Respect academic integrity
Include guardrails and integrity reminders on homework. Encourage students to read and follow instructions before asking the AI.
Reduce TA overhead
Automate clarity (summaries of instructions), regrade explanations from rubrics, and handle repeat questions with consistent, concise answers.
Design for clarity and momentum
Open sidebar with "Try asking…" examples per homework/exam. Keep answers concise, visual when helpful, and readable.
Flexible control for staff
Let instructors upload/update content, set tone, and review alignment metrics. Easy to tune without writing code.
Trust through transparency
Show sources, note uncertainty, and provide optional share/confirm actions so students can verify with peers or TAs.
Time-aware support
Offer study plans and mock quizzes scoped to available time and upcoming exams to keep students on track.
Impact
A principled model for assessment-aware AI in higher education
PeteChat established a replicable design pattern for AI tutors that preserve academic integrity without banning AI from the learning environment. Rather than leaving students to navigate generic tools with no guardrails, the system gave instructors a configurable, pedagogically aligned assistant — one that reduced TA workload while actively reinforcing the learning behaviors that homework and exams are supposed to develop.

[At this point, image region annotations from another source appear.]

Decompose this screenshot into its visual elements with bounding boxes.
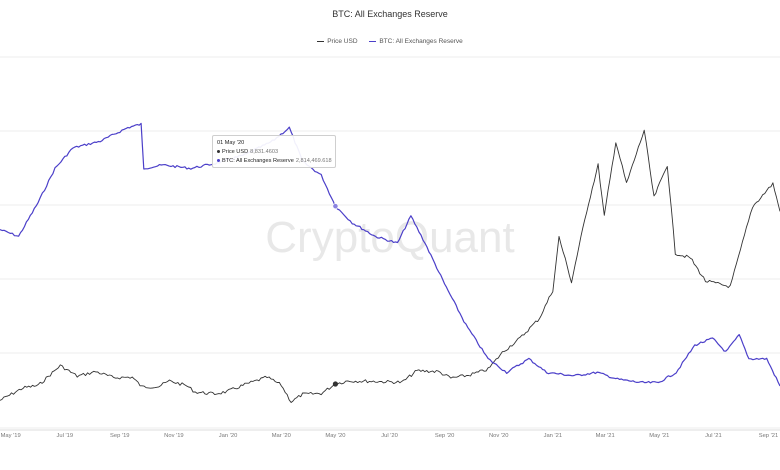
hover-marker-price bbox=[332, 381, 339, 387]
x-tick-label: May '21 bbox=[649, 433, 669, 439]
legend-price-label: Price USD bbox=[327, 38, 358, 45]
legend: Price USD BTC: All Exchanges Reserve bbox=[0, 38, 780, 45]
x-tick-label: Jul '20 bbox=[381, 433, 398, 439]
legend-price-swatch bbox=[317, 40, 325, 42]
x-tick-label: Jul '21 bbox=[705, 433, 722, 439]
x-tick-label: Nov '20 bbox=[489, 433, 508, 439]
tooltip-reserve-label: BTC: All Exchanges Reserve bbox=[222, 158, 294, 164]
x-tick-label: May '20 bbox=[325, 433, 345, 439]
series-line-price bbox=[0, 129, 780, 403]
tooltip-reserve-dot bbox=[217, 159, 220, 163]
series-line-reserve bbox=[0, 122, 780, 387]
tooltip-price-value: 8,831.4603 bbox=[250, 149, 279, 155]
legend-reserve[interactable]: BTC: All Exchanges Reserve bbox=[369, 38, 463, 45]
tooltip-price-row: Price USD 8,831.4603 bbox=[217, 148, 331, 157]
x-tick-label: Mar '20 bbox=[272, 433, 291, 439]
tooltip-date: 01 May '20 bbox=[217, 140, 245, 146]
x-tick-label: Jan '20 bbox=[219, 433, 238, 439]
tooltip-reserve-row: BTC: All Exchanges Reserve 2,814,469.618 bbox=[217, 157, 332, 166]
legend-reserve-label: BTC: All Exchanges Reserve bbox=[379, 38, 463, 45]
legend-price[interactable]: Price USD bbox=[317, 38, 358, 45]
x-tick-label: Sep '19 bbox=[110, 433, 129, 439]
x-tick-label: Nov '19 bbox=[164, 433, 183, 439]
x-tick-label: May '19 bbox=[1, 433, 21, 439]
x-tick-label: Jan '21 bbox=[544, 433, 563, 439]
hover-marker-reserve bbox=[332, 203, 339, 210]
tooltip-price-dot bbox=[217, 150, 220, 154]
tooltip-reserve-value: 2,814,469.618 bbox=[295, 158, 332, 164]
hover-tooltip: 01 May '20 Price USD 8,831.4603 BTC: All … bbox=[212, 135, 336, 168]
watermark-logo: CryptoQuant bbox=[265, 213, 515, 262]
x-tick-label: Sep '20 bbox=[435, 433, 454, 439]
x-tick-label: Sep '21 bbox=[759, 433, 778, 439]
legend-reserve-swatch bbox=[369, 40, 377, 42]
x-tick-label: Mar '21 bbox=[596, 433, 615, 439]
x-tick-label: Jul '19 bbox=[56, 433, 73, 439]
chart-title: BTC: All Exchanges Reserve bbox=[332, 9, 448, 19]
tooltip-price-label: Price USD bbox=[222, 149, 249, 155]
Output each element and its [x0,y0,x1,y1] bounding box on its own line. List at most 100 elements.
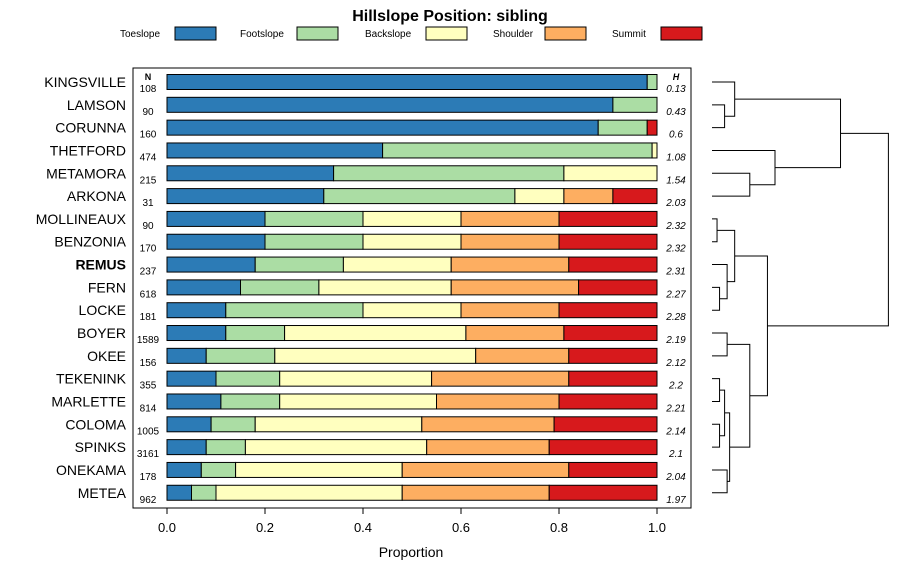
bar-segment [254,416,423,433]
legend-label: Shoulder [493,29,534,40]
bar-segment [342,256,452,273]
row-label: BENZONIA [54,234,126,250]
bar-segment [382,142,653,159]
h-header: H [673,72,680,82]
bar-segment [166,256,256,273]
bar-segment [318,279,452,296]
h-value: 2.12 [665,358,686,369]
dendrogram-link [734,98,842,169]
h-value: 2.27 [665,289,686,300]
dendrogram-link [712,332,728,357]
dendrogram-link [712,172,751,197]
plot-area: N H KINGSVILLE 108 0.13 LAMSON 90 0.43 CORUNNA 16… [36,67,692,535]
n-value: 814 [140,403,157,414]
dendrogram-link [712,378,721,402]
bar-segment [465,325,565,342]
h-value: 2.32 [665,221,686,232]
bar-segment [514,188,565,205]
bar-segment [563,188,614,205]
h-value: 1.97 [666,495,686,506]
x-tick-label: 0.4 [354,520,372,535]
n-value: 156 [140,358,157,369]
row-label: METAMORA [46,165,127,181]
bar-segment [240,279,320,296]
bar-segment [646,74,658,90]
bar-segment [401,461,570,478]
n-value: 474 [140,152,157,163]
bar-segment [612,96,658,113]
bar-segment [558,210,658,227]
bar-segment [166,142,384,159]
bar-segment [166,393,222,410]
bar-segment [166,416,212,433]
bar-segment [166,119,599,136]
bar-segment [646,119,658,136]
bar-segment [279,393,438,410]
bar-segment [450,256,570,273]
bar-segment [166,210,266,227]
bar-segment [225,302,364,319]
n-value: 355 [140,381,157,392]
x-tick-label: 1.0 [648,520,666,535]
row-label: MOLLINEAUX [36,211,127,227]
n-value: 160 [140,130,157,141]
bar-segment [460,233,560,250]
bar-segment [166,165,335,182]
n-value: 1005 [137,426,160,437]
bar-segment [166,370,217,387]
bar-segment [244,439,428,456]
row-label: MARLETTE [51,393,126,409]
bar-segment [235,461,403,478]
n-value: 1589 [137,335,160,346]
bar-segment [166,96,614,113]
plot-frame [132,67,692,509]
h-value: 2.1 [668,449,683,460]
legend-label: Toeslope [120,29,160,40]
dendrogram-link [712,286,721,311]
bar-segment [166,279,241,296]
n-value: 618 [140,289,157,300]
bar-segment [568,256,658,273]
x-tick-label: 0.2 [256,520,274,535]
legend-swatch [425,26,468,41]
bar-segment [558,393,658,410]
bar-segment [362,233,462,250]
n-value: 237 [140,267,157,278]
bar-segment [563,325,658,342]
dendrogram-link [767,132,889,327]
row-label: FERN [88,279,126,295]
legend-label: Summit [612,29,646,40]
bar-segment [553,416,658,433]
bar-segment [426,439,550,456]
bar-segment [215,370,281,387]
bar-segment [205,347,276,364]
h-value: 2.03 [665,198,686,209]
bar-segment [558,302,658,319]
h-value: 0.6 [669,130,683,141]
bar-segment [264,210,364,227]
bar-segment [225,325,286,342]
bar-segment [651,142,658,159]
row-label: SPINKS [75,439,126,455]
bar-segment [475,347,570,364]
bar-segment [264,233,364,250]
row-label: COLOMA [65,416,126,432]
bar-segment [210,416,256,433]
dendrogram [712,81,889,494]
bar-segment [166,439,207,456]
bar-segment [279,370,433,387]
legend-swatch [296,26,339,41]
dendrogram-link [712,104,726,129]
row-label: ONEKAMA [56,462,127,478]
n-value: 90 [142,107,154,118]
bar-segment [362,302,462,319]
bar-segment [166,484,192,501]
row-label: BOYER [77,325,126,341]
bar-segment [166,188,325,205]
bar-segment [215,484,403,501]
bar-segment [166,74,648,90]
bar-segment [568,461,658,478]
n-value: 3161 [137,449,160,460]
x-tick-label: 0.6 [452,520,470,535]
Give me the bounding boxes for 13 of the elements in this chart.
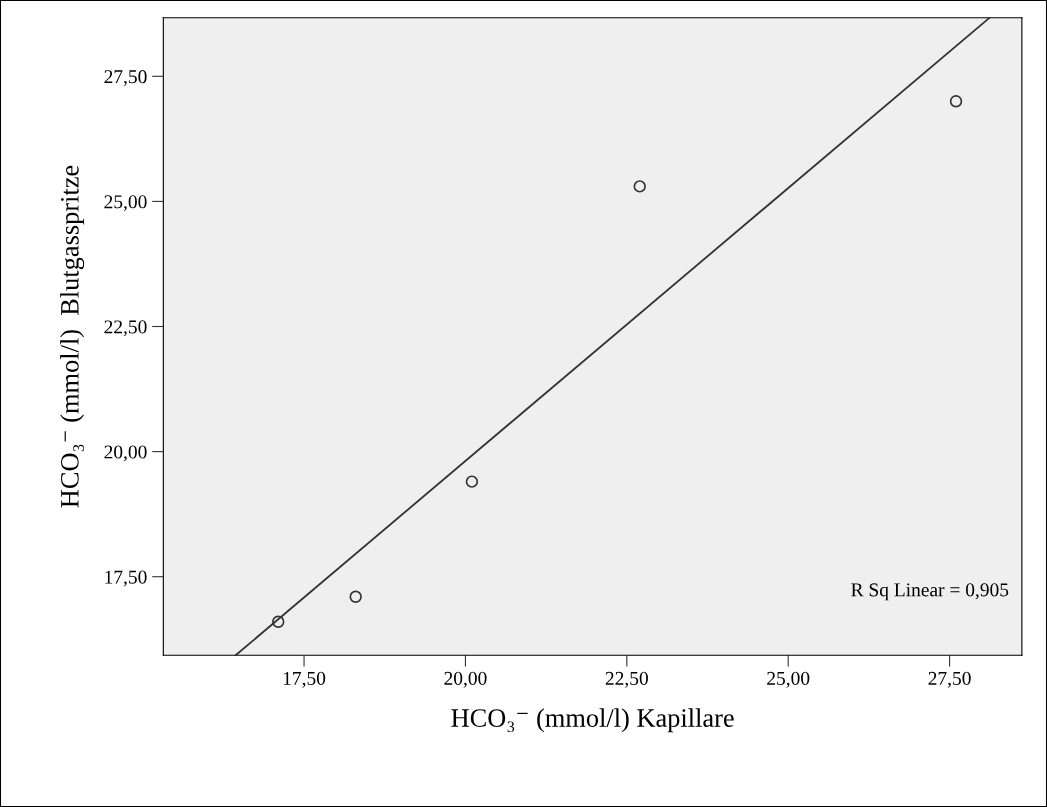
x-tick-label: 22,50 (605, 671, 648, 688)
x-tick-label: 25,00 (767, 671, 810, 688)
x-axis-title: HCO₃⁻ (mmol/l) Kapillare (451, 708, 734, 733)
x-tick-label: 20,00 (444, 671, 487, 688)
y-tick-label: 22,50 (104, 320, 147, 337)
y-tick-label: 17,50 (105, 570, 147, 587)
x-tick-label: 27,50 (928, 671, 971, 688)
y-axis-title: HCO₃⁻ (mmol/l) Blutgasspritze (60, 165, 85, 508)
y-tick-label: 20,00 (104, 445, 147, 462)
annotation: R Sq Linear = 0,905 (851, 583, 1009, 601)
x-tick-label: 17,50 (283, 671, 326, 688)
y-tick-label: 27,50 (104, 70, 147, 87)
y-tick-label: 25,00 (104, 195, 147, 212)
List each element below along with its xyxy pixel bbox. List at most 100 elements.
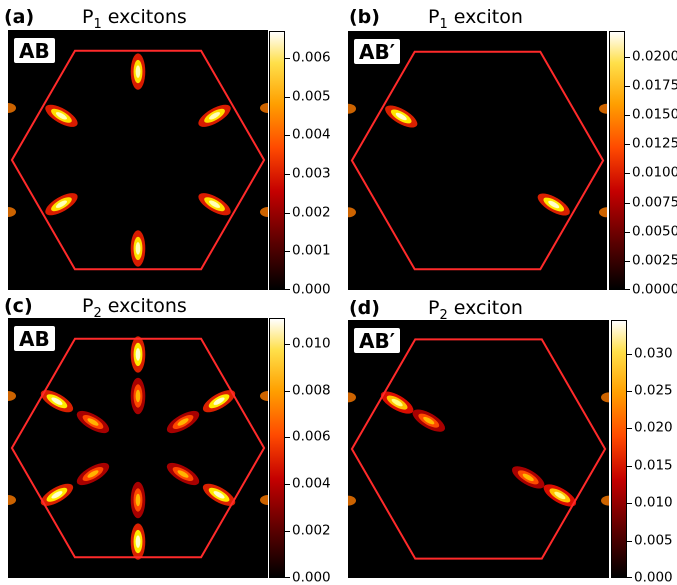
- colorbar-tick: [627, 353, 632, 355]
- title-base: P: [428, 297, 440, 319]
- colorbar-tick-label: 0.000: [292, 569, 331, 585]
- edge-glow: [599, 103, 607, 114]
- colorbar-tick-label: 0.003: [292, 165, 331, 182]
- colorbar-tick: [285, 531, 290, 533]
- hotspot-core: [55, 112, 67, 120]
- edge-glow: [348, 495, 356, 506]
- colorbar-tick-label: 0.006: [292, 428, 331, 445]
- hotspot: [543, 484, 577, 507]
- colorbar-tick-label: 0.005: [292, 87, 331, 104]
- hotspot-core: [177, 418, 189, 426]
- colorbar-tick: [625, 56, 630, 58]
- hotspot-core: [135, 389, 141, 403]
- hotspot-core: [554, 491, 566, 500]
- hotspot: [202, 483, 236, 506]
- hotspot: [130, 230, 146, 267]
- colorbar-tick-label: 0.002: [292, 203, 331, 220]
- hotspot: [40, 483, 74, 506]
- stacking-label: AB: [14, 38, 55, 63]
- colorbar-tick-label: 0.0075: [632, 193, 677, 210]
- hotspot-core: [55, 200, 67, 208]
- colorbar-tick-label: 0.020: [634, 419, 673, 436]
- hotspot-core: [213, 397, 225, 405]
- colorbar-tick: [625, 202, 630, 204]
- brillouin-zone-hexagon: [350, 338, 607, 560]
- hotspot: [76, 410, 110, 434]
- title-rest: excitons: [101, 295, 187, 317]
- colorbar-tick: [285, 577, 290, 578]
- hotspot-core: [51, 397, 63, 405]
- colorbar-tick-label: 0.008: [292, 381, 331, 398]
- title-base: P: [428, 6, 440, 28]
- colorbar-tick-label: 0.0200: [632, 47, 677, 64]
- title-rest: exciton: [447, 297, 523, 319]
- hotspot: [166, 462, 200, 486]
- edge-glow: [8, 495, 16, 505]
- panel-title: P2 exciton: [428, 299, 523, 322]
- hotspot-core: [87, 470, 99, 478]
- colorbar-tick: [285, 174, 290, 176]
- colorbar-tick: [625, 231, 630, 233]
- colorbar-tick-label: 0.010: [634, 494, 673, 511]
- title-subscript: 1: [439, 16, 448, 32]
- colorbar-tick-label: 0.0000: [632, 281, 677, 298]
- title-rest: excitons: [101, 6, 187, 28]
- hotspot: [130, 377, 146, 415]
- colorbar-tick-label: 0.030: [634, 344, 673, 361]
- panel-label: (b): [349, 6, 380, 28]
- edge-glow: [348, 207, 356, 218]
- colorbar-tick-label: 0.0150: [632, 106, 677, 123]
- colorbar-tick-label: 0.000: [634, 569, 673, 585]
- colorbar-tick-label: 0.0125: [632, 135, 677, 152]
- colorbar-tick: [625, 260, 630, 262]
- hotspot: [412, 409, 446, 432]
- colorbar-tick: [285, 212, 290, 214]
- edge-glow: [8, 207, 16, 217]
- heatmap-plot: AB′: [348, 31, 607, 290]
- hotspot-core: [209, 200, 221, 208]
- colorbar-tick-label: 0.0050: [632, 222, 677, 239]
- colorbar-tick-label: 0.004: [292, 475, 331, 492]
- hotspot-core: [135, 535, 141, 548]
- panel-title: P1 excitons: [82, 8, 187, 31]
- hotspot-core: [213, 491, 225, 499]
- colorbar: [269, 31, 285, 290]
- title-subscript: 2: [93, 305, 102, 321]
- hotspot: [130, 481, 146, 519]
- hotspot-core: [135, 242, 141, 255]
- panel-label: (c): [4, 295, 33, 317]
- colorbar-tick-label: 0.004: [292, 126, 331, 143]
- hotspot: [40, 390, 74, 413]
- colorbar-tick: [625, 144, 630, 146]
- hotspot-core: [548, 200, 560, 209]
- colorbar-tick: [285, 437, 290, 439]
- hotspot: [76, 462, 110, 486]
- hotspot-core: [135, 65, 141, 78]
- edge-glow: [260, 495, 268, 505]
- edge-glow: [260, 391, 268, 401]
- hotspot-core: [135, 348, 141, 361]
- heatmap-plot: AB: [8, 318, 268, 578]
- heatmap-svg: [348, 338, 609, 560]
- stacking-label: AB′: [354, 328, 400, 353]
- colorbar-tick-label: 0.010: [292, 335, 331, 352]
- edge-glow: [599, 207, 607, 218]
- colorbar-tick-label: 0.015: [634, 457, 673, 474]
- panel-title: P2 excitons: [82, 297, 187, 320]
- title-rest: exciton: [447, 6, 523, 28]
- colorbar-tick: [627, 465, 632, 467]
- hotspot: [380, 391, 414, 414]
- colorbar-tick: [285, 58, 290, 60]
- panel-title: P1 exciton: [428, 8, 523, 31]
- hotspot-core: [391, 398, 403, 407]
- colorbar-tick: [627, 503, 632, 505]
- heatmap-svg: [8, 49, 268, 271]
- edge-glow: [601, 392, 609, 403]
- colorbar-tick-label: 0.005: [634, 531, 673, 548]
- hotspot: [385, 105, 418, 128]
- colorbar-tick: [285, 251, 290, 253]
- colorbar-tick-label: 0.002: [292, 522, 331, 539]
- colorbar-tick-label: 0.000: [292, 281, 331, 298]
- colorbar-tick: [627, 577, 632, 578]
- title-base: P: [82, 6, 94, 28]
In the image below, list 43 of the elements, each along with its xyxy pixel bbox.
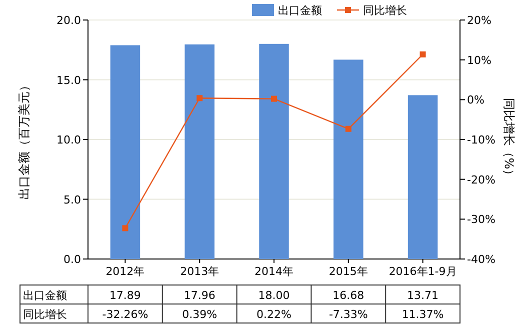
data-label: 0.22% (256, 308, 292, 321)
bar (259, 44, 289, 259)
y2-tick-label: 0% (467, 94, 484, 107)
y2-tick-label: 20% (467, 14, 492, 27)
point (196, 95, 203, 102)
text: 同比增长 (23, 308, 67, 321)
bar (408, 95, 438, 259)
data-label: 16.68 (332, 289, 364, 302)
y-tick-label: 20.0 (56, 14, 81, 27)
legend-label: 出口金额 (278, 4, 322, 17)
data-label: 13.71 (407, 289, 439, 302)
y2-tick-label: -20% (467, 173, 496, 186)
x-tick-label: 2013年 (180, 265, 220, 278)
y2-tick-label: -10% (467, 134, 496, 146)
bar (334, 60, 364, 259)
text: 出口金额 (23, 289, 67, 302)
x-tick-label: 2014年 (254, 265, 294, 278)
data-label: 11.37% (402, 308, 444, 321)
data-label: 0.39% (182, 308, 218, 321)
point (122, 225, 128, 232)
y2-axis-title: 同比增长（%） (502, 98, 516, 182)
data-label: -32.26% (102, 308, 148, 321)
y2-tick-label: 10% (467, 54, 492, 67)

After Phase 1 deployment in ECE 20875, the system expanded to additional large undergraduate programming courses in Phase 3, representing a transition from course-specific innovation to campus-level infrastructure. The formative evaluation methodology — conducting expert sessions across student, instructor, developer, and UX perspectives before each design cycle — established a stakeholder-research model applicable to any future AI tool development at the institution.
The project's design principles have been written up as a design case contributing to the emerging literature on generative AI in higher education — advancing the field's understanding of how AI systems can be deliberately designed to support learning processes without undermining the integrity of assessment.